Ainsi que l'indique la quatrième de couverture, « cette fiction est librement inspirée d'un fait divers, survenu à Lyon, en décembre 2009 ». Ce court récit, qui m'a bouleversée, m'a beaucoup questionnée, à de multiples titres.

Ce qui surprend le lecteur, de prime abord, c'est la ponctuation : pas un seul point ne figure dans ce court roman (62 pages au total). Faut-il voir dans l'espace de ces pages comme une immense phrase, à lire d'une traite, ainsi que je l'ai fait ? Mais un regard attentif corrige cette première impression : le premier mot du roman, « et », ne commence pas par une majuscule, le dernier signe de ponctuation, qui clôt le récit, est un tiret. Ce style, que je découvrais ici, ne m'a nullement gênée dans ma lecture. J'ai trouvé qu'il était particulièrement bien pensé au regard du contenu abordé.

L'événement dramatique qui est conté n'est pas présenté de manière chronologique ou selon la logique classique. le narrateur opère de nombreuses digressions, raconte selon le fil d'associations d'idées. le lecteur reconstruit l'événement dans sa globalité une fois arrivé au terme du récit. A mon sens, cette construction chaotique reflète l'absurdité de cet événement tragique, le chaos, la violence d'une fin de vie.

La question cruciale du récit, en effet, peut se réduire au mot « sens » : quel sens cet événement a-t-il ? Ainsi, Mauvignier me semble aller plus loin que Jean Teulé dans « Mangez-le si vous voulez » paru en 2009 qui raconte la mise à mort d'un élu en 1870 sur fond de guerre de Prusse. Ce fait divers sordide était présenté de manière crue et réaliste, aucun détail n'était épargné au lecteur, mais les motivations des assassins n'étaient pas questionnées. Dans « Ce que j'appelle oubli », certains détails peuvent être également très réalistes, mais Mauvignier explore habilement la résonance de cet événement sur les autres (le frère, destinataire du récit, les acteurs du monde judiciaire, du monde des médias, les assassins eux-mêmes), avec en filigrane la question du sens et des motivations.
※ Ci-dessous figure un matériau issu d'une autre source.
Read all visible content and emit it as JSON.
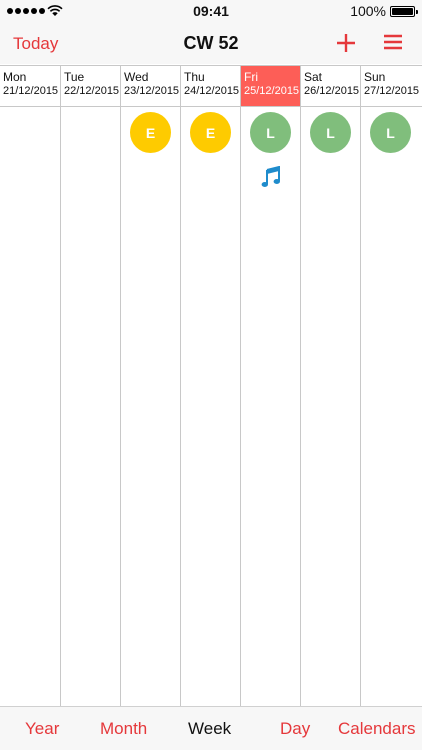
{
  "status_bar": {
    "time": "09:41",
    "battery": "100%"
  },
  "nav": {
    "today_label": "Today",
    "title": "CW 52"
  },
  "colors": {
    "accent": "#e5383b",
    "today_header": "#fd5e57",
    "shift_E": "#fecb00",
    "shift_L": "#80be7c",
    "music": "#1f8ccc"
  },
  "days": [
    {
      "name": "Mon",
      "date": "21/12/2015",
      "shift": ""
    },
    {
      "name": "Tue",
      "date": "22/12/2015",
      "shift": ""
    },
    {
      "name": "Wed",
      "date": "23/12/2015",
      "shift": "E"
    },
    {
      "name": "Thu",
      "date": "24/12/2015",
      "shift": "E"
    },
    {
      "name": "Fri",
      "date": "25/12/2015",
      "shift": "L",
      "today": true,
      "icon": "music-note-icon"
    },
    {
      "name": "Sat",
      "date": "26/12/2015",
      "shift": "L"
    },
    {
      "name": "Sun",
      "date": "27/12/2015",
      "shift": "L"
    }
  ],
  "tabs": [
    {
      "label": "Year",
      "active": false
    },
    {
      "label": "Month",
      "active": false
    },
    {
      "label": "Week",
      "active": true
    },
    {
      "label": "Day",
      "active": false
    },
    {
      "label": "Calendars",
      "active": false
    }
  ]
}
Ainsi, le procureur et les journalistes souhaitent comprendre cet acte en essayant de circonscrire la victime dans une catégorie : SDF, voleur, … susceptible d'éclairer sa mort violente.
« que ni le procureur ni les journalistes ni la police ni personne n'admettra jamais, que ces types-là se soient payés sur sa tête, et ils ont tout fait pour essayer de la comprendre, cette mort, tout fait pour lui donner un sens et la trouver un peu normale, ils ont écrit des papiers, ils en ont balancé sur lui pour savoir s'il était SDF ou quoi, s'il avait des antécédents et combien de vols à la tire ? » (p. 38-39)
Cette démarche a-t-elle elle-même du sens ? Au-delà de toute emprise déterministe, la liberté du sujet demeure.
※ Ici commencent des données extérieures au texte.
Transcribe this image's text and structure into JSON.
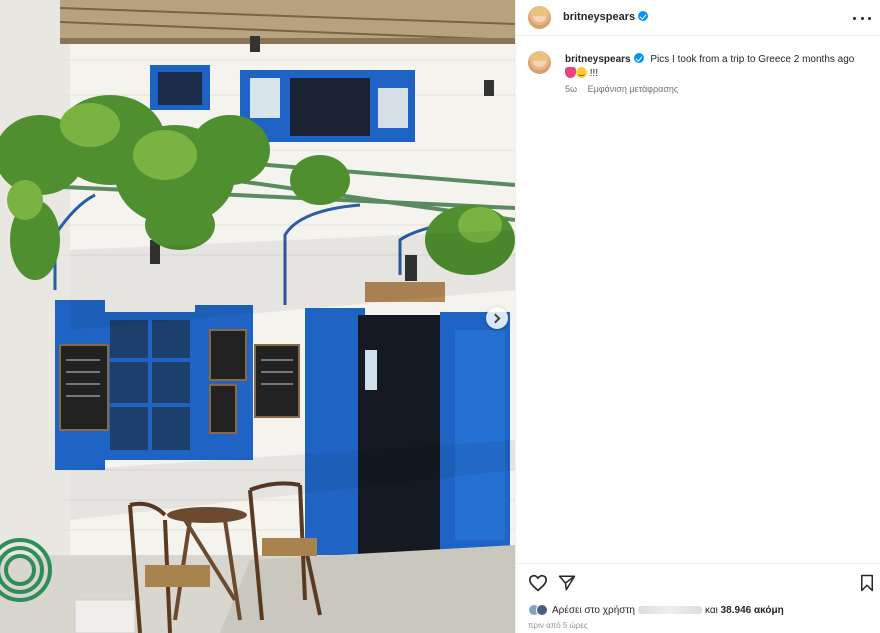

Le frère survivant, plus jeune, souhaite également comprendre – du moins, c'est ce que suppose le narrateur qui s'adresse à lui :
« ton frère, il sera pour toi comme une lacération dans ta vie, et tu voudras comprendre, des années entières à te torturer l'esprit pour vouloir revivre chacune des minutes et des secondes entre les palettes et les chariots élévateurs, pour comprendre, parce que – n'est-ce pas ? – tu diras, je veux comprendre, je veux savoir pourquoi les tours de conserves hautes comme des montagnes de bouffe et de fer » (p. 41)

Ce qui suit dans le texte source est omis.